GM CEO Dan Akerson plugged the contract in a conference call Sept. 28 with investors. Upfront “signing bonuses” of $5,000 and buyouts to get high-paid trades workers to leave would cost just a few hundred million dollars. Labor costs, which have fallen since 2007 from $16 billion to $5 billion, might go up an average of 1 percent per year. If vehicle prices follow the current 3.8 percent inflation rate, investor income will pull ahead of labor costs. Barclays is predicting an even bigger boost to GM profits, which are already $5.7 billion for the first half of 2011. “With the cap on lower-paid Tier 2 workers lifted,” an analyst suggested, “attrition could materially lower GM’s all in labor cost … by about $300 million annually.” (streetinsider.com, Sept. 21)
Union leaders push agreement
N ot only are the capitalist media hailing this contract as a win-win for workers and bosses, so is UAW President Bob King. “Now that GM is posting profits again, our members are sharing in the success, while ensuring GM’s continued profitability,” King stated. (www.uaw.org)
What are workers gaining? There is a promise to “create or retain” 6,400 jobs, but many jobs will be offset by attrition (workers quitting, dying or retiring and not being replaced) and the closing of an assembly plant in Shreveport, La.
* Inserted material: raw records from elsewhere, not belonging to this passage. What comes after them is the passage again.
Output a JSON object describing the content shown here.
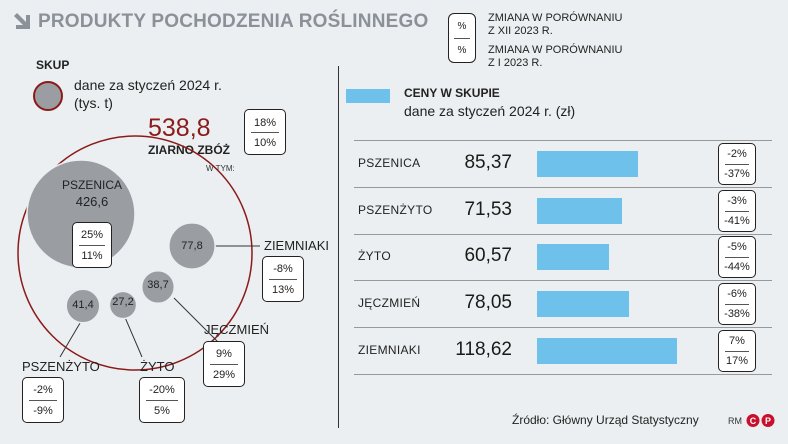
{
  "header": {
    "title": "PRODUKTY POCHODZENIA ROŚLINNEGO",
    "legend": {
      "box_symbol": "%",
      "label_1": "ZMIANA W PORÓWNANIU",
      "label_1b": "Z XII 2023 R.",
      "label_2": "ZMIANA W PORÓWNANIU",
      "label_2b": "Z I 2023 R."
    }
  },
  "skup": {
    "title": "SKUP",
    "desc_1": "dane za styczeń 2024 r.",
    "desc_2": "(tys. t)",
    "total_value": "538,8",
    "total_label": "ZIARNO ZBÓŻ",
    "total_change_1": "18%",
    "total_change_2": "10%",
    "w_tym": "W TYM:"
  },
  "colors": {
    "bubble": "#9a9ea3",
    "accent_red": "#8b1a1a",
    "bar": "#6ec1ea"
  },
  "chart_data": [
    {
      "type": "bubble",
      "title": "SKUP",
      "subtitle": "dane za styczeń 2024 r. (tys. t)",
      "total": {
        "label": "ZIARNO ZBÓŻ",
        "value": 538.8,
        "value_label": "538,8",
        "change_vs_dec_2023": "18%",
        "change_vs_jan_2023": "10%"
      },
      "items": [
        {
          "name": "PSZENICA",
          "value": 426.6,
          "value_label": "426,6",
          "change_vs_dec_2023": "25%",
          "change_vs_jan_2023": "11%"
        },
        {
          "name": "ZIEMNIAKI",
          "value": 77.8,
          "value_label": "77,8",
          "change_vs_dec_2023": "-8%",
          "change_vs_jan_2023": "13%"
        },
        {
          "name": "JĘCZMIEŃ",
          "value": 38.7,
          "value_label": "38,7",
          "change_vs_dec_2023": "9%",
          "change_vs_jan_2023": "29%"
        },
        {
          "name": "PSZENŻYTO",
          "value": 41.4,
          "value_label": "41,4",
          "change_vs_dec_2023": "-2%",
          "change_vs_jan_2023": "-9%"
        },
        {
          "name": "ŻYTO",
          "value": 27.2,
          "value_label": "27,2",
          "change_vs_dec_2023": "-20%",
          "change_vs_jan_2023": "5%"
        }
      ]
    },
    {
      "type": "bar",
      "title": "CENY W SKUPIE",
      "subtitle": "dane za styczeń 2024 r. (zł)",
      "categories": [
        "PSZENICA",
        "PSZENŻYTO",
        "ŻYTO",
        "JĘCZMIEŃ",
        "ZIEMNIAKI"
      ],
      "values": [
        85.37,
        71.53,
        60.57,
        78.05,
        118.62
      ],
      "value_labels": [
        "85,37",
        "71,53",
        "60,57",
        "78,05",
        "118,62"
      ],
      "change_vs_dec_2023": [
        "-2%",
        "-3%",
        "-5%",
        "-6%",
        "7%"
      ],
      "change_vs_jan_2023": [
        "-37%",
        "-41%",
        "-44%",
        "-38%",
        "17%"
      ]
    }
  ],
  "ceny": {
    "title": "CENY W SKUPIE",
    "desc": "dane za styczeń 2024 r. (zł)"
  },
  "footer": {
    "source": "Źródło: Główny Urząd Statystyczny",
    "credit": "RM"
  }
}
Reopening the former Saturn plant in Spring Hill, Tenn., is tied to “innovative staffing,” the same language used to reopen the Lake Orion, Mich., assembly plant. The 40 percent with the lowest seniority were to be called back at entry-level pay. To avoid a 50 percent pay cut, workers had to transfer to Lordstown, Ohio, 200-plus miles from their families and communities.
Retirees, who number over 400,000, got nothing and are losing a $700 annual holiday bonus. Why? The pension fund is underfunded due to “Wall Street’s continuing problems” and the fact that the ratio of UAW hourly workers to retirees is 48,500 to 405,000. (Detroit Free Press, Sept. 30) Just five years ago there were 111,000 UAW GM hourly workers.
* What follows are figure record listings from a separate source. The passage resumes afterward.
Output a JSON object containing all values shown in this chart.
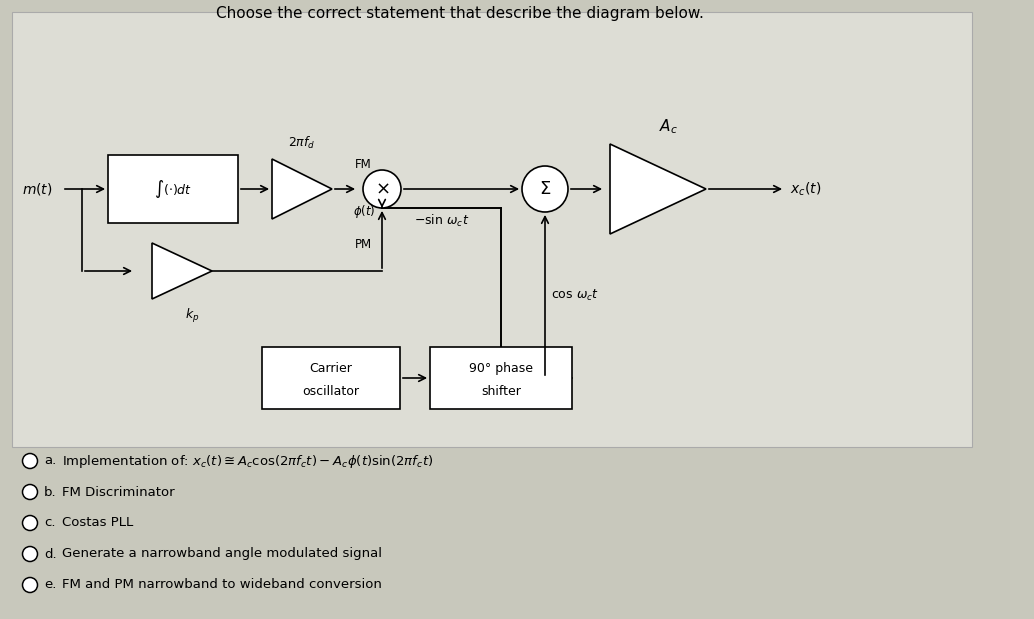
{
  "title": "Choose the correct statement that describe the diagram below.",
  "panel_bg": "#ddddd5",
  "outer_bg": "#c8c8bc",
  "options": [
    [
      "a.",
      "Implementation of: $x_c(t) \\cong A_c\\cos(2\\pi f_ct) - A_c\\phi(t)\\sin(2\\pi f_ct)$"
    ],
    [
      "b.",
      "FM Discriminator"
    ],
    [
      "c.",
      "Costas PLL"
    ],
    [
      "d.",
      "Generate a narrowband angle modulated signal"
    ],
    [
      "e.",
      "FM and PM narrowband to wideband conversion"
    ]
  ],
  "diagram": {
    "m_label": "$m(t)$",
    "integrator_label": "$\\int(\\cdot)dt$",
    "gain_fm_label": "$2\\pi f_d$",
    "fm_label": "FM",
    "phi_label": "$\\phi(t)$",
    "pm_label": "PM",
    "kp_label": "$k_p$",
    "mult_sym": "$\\times$",
    "sum_sym": "$\\Sigma$",
    "Ac_label": "$A_c$",
    "xc_label": "$x_c(t)$",
    "carrier_label1": "Carrier",
    "carrier_label2": "oscillator",
    "phase_label1": "90° phase",
    "phase_label2": "shifter",
    "neg_sin_label": "$-\\sin\\,\\omega_c t$",
    "cos_label": "$\\cos\\,\\omega_c t$"
  }
}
How was this attack on workers and retirees passed? It took more than a $5,000 bonus. Workers were told by UAW staff that if they voted “no” the contract would go before an arbitrator, who might take more away. The clause sending “unresolved issues” to binding arbitration, presumably robbing workers of the strike weapon, was demanded by the U.S. Treasury during the 2009 bailout.
The corporate-owned media did not go a day without saying that GM workers “can’t strike.” The intent was to have workers resign themselves to a lousy agreement. At some UAW locals, less than half the membership voted. Significantly, more than one-third of those who did vote cast a “no” ballot.
It is not true that workers can’t strike; it’s a question of legality. A strike could be ruled a breach of contract and GM could seek a court injunction forcing workers back to work. Legal or not, a strike would be against GM — along with the banks, the state and an unfriendly media. With 30 million workers unemployed or underemployed, these forces have a huge army of potential strikebreakers. Still, the UAW leadership should not have used the anti-strike clause to sell a contract that will strip away what previous generations won after months on the picket line. No union should tell members they “can’t strike.”
Now Ford wants their employees to swallow the same rotten deal. Standard and Poor’s already said it would grant the same credit rating upgrade if that happens. As of noon on Oct. 3, Ford and UAW negotiators are still meeting.
Ford workers, however, are not bound by a no-strike clause. In 2009 Ford workers voted down contract modifications patterned after the GM and Chrysler concessions. The main reason was to uphold the right to strike. The recent vote to authorize a strike if necessary was 99 percent in favor. There may not be a strike, but Ford workers will be acting with an awareness of their own leverage.
Now is the time for autoworkers to exorcise the demonic “spirit of market expectations” and reinvigorate the spirit of working-class solidarity.
Grevatt is a 24-year Chrysler autoworker and member of UAW Local 689.